Poverty isn’t just what you have in your hands; it is also about what is in your head. Poverty encompasses how we think about our future and our hopes and dreams. It is about knowledge, behavior, and cultural practices. You see, people often live in poverty because they don’t have access to the relationships, education, and value systems that can help them move beyond poverty.
The righteous will flourish like a palm tree, they will grow like a cedar of Lebanon; planted in the house of the Lord, they will flourish in the courts of our God.—Psalm 92:12-13
Here is where the World Vision “software” comes in. I like to say that this is World Vision’s “secret sauce.”
In addition to the hardware we might bring to people, the software provides the kinds of things that help a community improve its knowledge base and opportunities for the future. These include activities like community groups, farmers’ co-ops, advocacy, savings groups, education committees, and youth leadership programs.
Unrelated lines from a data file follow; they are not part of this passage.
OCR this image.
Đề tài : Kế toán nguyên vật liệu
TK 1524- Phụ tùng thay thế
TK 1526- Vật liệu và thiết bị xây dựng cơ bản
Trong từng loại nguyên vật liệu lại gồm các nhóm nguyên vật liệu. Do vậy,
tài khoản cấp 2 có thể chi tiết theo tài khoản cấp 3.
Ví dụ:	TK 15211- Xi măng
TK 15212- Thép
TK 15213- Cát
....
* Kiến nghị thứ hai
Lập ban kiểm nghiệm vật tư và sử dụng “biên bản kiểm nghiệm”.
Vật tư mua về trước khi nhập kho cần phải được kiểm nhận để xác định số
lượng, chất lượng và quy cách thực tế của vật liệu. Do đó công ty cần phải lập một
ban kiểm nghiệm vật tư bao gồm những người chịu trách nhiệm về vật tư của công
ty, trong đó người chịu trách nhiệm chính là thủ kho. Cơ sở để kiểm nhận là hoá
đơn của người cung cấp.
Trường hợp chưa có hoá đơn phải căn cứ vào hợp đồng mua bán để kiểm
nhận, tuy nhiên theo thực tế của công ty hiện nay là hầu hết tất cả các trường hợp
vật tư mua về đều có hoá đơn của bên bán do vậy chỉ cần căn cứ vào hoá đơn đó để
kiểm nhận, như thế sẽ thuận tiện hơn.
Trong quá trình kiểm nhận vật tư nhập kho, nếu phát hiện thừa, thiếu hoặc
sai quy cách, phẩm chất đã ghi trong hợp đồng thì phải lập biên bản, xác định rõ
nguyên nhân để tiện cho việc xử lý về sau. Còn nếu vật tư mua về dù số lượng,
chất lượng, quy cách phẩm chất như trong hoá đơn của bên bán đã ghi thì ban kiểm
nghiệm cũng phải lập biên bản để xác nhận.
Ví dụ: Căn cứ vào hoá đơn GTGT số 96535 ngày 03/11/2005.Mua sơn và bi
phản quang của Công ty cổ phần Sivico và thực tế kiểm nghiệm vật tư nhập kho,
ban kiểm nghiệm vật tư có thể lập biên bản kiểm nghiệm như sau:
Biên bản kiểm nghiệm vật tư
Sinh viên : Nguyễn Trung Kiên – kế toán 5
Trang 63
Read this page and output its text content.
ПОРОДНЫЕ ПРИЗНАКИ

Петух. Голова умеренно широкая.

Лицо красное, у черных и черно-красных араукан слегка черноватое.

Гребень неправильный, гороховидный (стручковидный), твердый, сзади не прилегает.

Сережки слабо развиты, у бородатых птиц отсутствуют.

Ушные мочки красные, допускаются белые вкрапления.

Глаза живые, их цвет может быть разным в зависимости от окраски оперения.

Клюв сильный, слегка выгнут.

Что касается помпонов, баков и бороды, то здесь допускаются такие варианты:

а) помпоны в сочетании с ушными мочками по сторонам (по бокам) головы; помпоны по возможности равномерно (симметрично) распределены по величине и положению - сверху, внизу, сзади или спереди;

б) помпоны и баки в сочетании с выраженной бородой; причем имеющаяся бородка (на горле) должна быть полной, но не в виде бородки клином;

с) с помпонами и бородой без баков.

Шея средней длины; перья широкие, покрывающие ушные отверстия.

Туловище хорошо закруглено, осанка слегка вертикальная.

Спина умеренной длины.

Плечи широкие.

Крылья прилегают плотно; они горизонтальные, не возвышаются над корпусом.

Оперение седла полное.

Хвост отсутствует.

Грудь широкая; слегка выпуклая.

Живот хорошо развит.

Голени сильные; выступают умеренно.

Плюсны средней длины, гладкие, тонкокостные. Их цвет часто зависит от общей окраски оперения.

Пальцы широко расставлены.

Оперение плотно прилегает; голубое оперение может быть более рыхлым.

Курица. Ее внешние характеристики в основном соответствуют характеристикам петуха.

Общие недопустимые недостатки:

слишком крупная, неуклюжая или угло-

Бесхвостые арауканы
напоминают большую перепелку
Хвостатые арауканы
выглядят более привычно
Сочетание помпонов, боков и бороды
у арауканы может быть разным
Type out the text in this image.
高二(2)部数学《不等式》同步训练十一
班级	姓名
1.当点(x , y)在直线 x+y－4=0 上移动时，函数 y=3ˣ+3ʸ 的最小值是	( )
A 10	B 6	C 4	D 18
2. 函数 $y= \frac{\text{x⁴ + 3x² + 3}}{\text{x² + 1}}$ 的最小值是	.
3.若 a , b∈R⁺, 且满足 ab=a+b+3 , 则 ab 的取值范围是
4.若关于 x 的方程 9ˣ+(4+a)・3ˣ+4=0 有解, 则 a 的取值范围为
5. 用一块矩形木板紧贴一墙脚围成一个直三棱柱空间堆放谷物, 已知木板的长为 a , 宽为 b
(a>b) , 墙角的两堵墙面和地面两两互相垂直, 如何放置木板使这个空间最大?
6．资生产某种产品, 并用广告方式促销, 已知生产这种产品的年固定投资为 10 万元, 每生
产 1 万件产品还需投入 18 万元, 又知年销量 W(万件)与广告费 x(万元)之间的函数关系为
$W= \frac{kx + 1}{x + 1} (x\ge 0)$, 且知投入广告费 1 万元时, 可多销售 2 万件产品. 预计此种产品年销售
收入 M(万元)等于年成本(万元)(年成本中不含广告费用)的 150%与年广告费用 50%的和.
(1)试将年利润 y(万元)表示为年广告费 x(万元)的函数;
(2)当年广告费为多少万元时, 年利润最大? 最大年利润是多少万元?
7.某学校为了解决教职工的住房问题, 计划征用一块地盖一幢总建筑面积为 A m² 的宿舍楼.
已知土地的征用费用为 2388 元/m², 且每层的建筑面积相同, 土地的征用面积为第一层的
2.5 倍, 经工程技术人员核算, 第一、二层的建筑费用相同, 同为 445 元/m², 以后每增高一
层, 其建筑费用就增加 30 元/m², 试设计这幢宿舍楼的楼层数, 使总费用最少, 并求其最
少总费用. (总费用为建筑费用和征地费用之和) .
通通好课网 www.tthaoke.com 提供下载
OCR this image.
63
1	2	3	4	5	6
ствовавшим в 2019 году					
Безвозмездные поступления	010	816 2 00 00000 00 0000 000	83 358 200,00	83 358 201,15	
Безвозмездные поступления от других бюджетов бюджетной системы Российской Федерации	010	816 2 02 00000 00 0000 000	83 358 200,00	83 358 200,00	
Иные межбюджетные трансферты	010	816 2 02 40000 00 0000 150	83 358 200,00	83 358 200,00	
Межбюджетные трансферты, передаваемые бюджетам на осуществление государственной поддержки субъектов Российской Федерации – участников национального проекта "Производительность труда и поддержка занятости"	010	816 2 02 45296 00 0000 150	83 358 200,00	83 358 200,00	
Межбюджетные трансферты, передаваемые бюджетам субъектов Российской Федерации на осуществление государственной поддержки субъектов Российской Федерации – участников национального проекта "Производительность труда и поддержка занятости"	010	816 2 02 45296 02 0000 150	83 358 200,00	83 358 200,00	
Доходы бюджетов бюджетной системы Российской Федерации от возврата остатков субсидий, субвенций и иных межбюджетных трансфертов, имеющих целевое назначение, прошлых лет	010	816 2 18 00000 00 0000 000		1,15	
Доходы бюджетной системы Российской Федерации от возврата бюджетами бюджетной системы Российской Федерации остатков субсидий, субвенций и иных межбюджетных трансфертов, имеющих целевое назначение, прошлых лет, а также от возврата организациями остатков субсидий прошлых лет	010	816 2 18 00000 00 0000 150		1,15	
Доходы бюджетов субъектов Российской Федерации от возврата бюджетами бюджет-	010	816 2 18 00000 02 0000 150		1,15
And then there’s the most powerful software of all: the human transformation that occurs when people have a saving relationship with Jesus Christ, which changes lives from the inside out.
World Vision’s software makes the hardware function by fostering a flourishing community where people work together and local leaders promote the best interests of all. The thriving community keeps the school running, the well pumping, and the health clinic staffed and stocked with supplies.
All of these software strategies provide the foundation a community needs to leverage its hardware assets. The hardware and software solutions together are incredibly powerful in changing the lives of the poor.
It’s a “one plus one equals 10”‑kind of equation that helps people lift themselves out of poverty as they develop well-functioning communities with institutions able to bring people together in a positive way.
These are the things I saw at work when I visited the community in Honduras where 12-year-old Selvin lives. Once poor and with little hope, Yamaranguila is now bustling with life and optimism.
Children who graduated from leadership development programs are engaged in school and participating at all levels in their community with their own vision for the future. Even meetings about farming or child health begin with prayer and Bible reading — often led by the children. Bible study groups flourish across the community.
The people of Yamaranguila now have the dignity of helping their community thrive, knowing they are the ones working together to create a new and better future.
World Vision will soon be able to leave Yamaranguila knowing the Bible studies and other community groups will continue, and the people will be able to address new challenges on their own. In essence, we will have worked ourselves out of job.
The software makes our work sustainable. When we leave, the community will have the tools it needs to continue to move forward in the right direction. Though we often part with tears, we know that the hardware and software World Vision and child sponsors brought into a community will remain behind and continue working.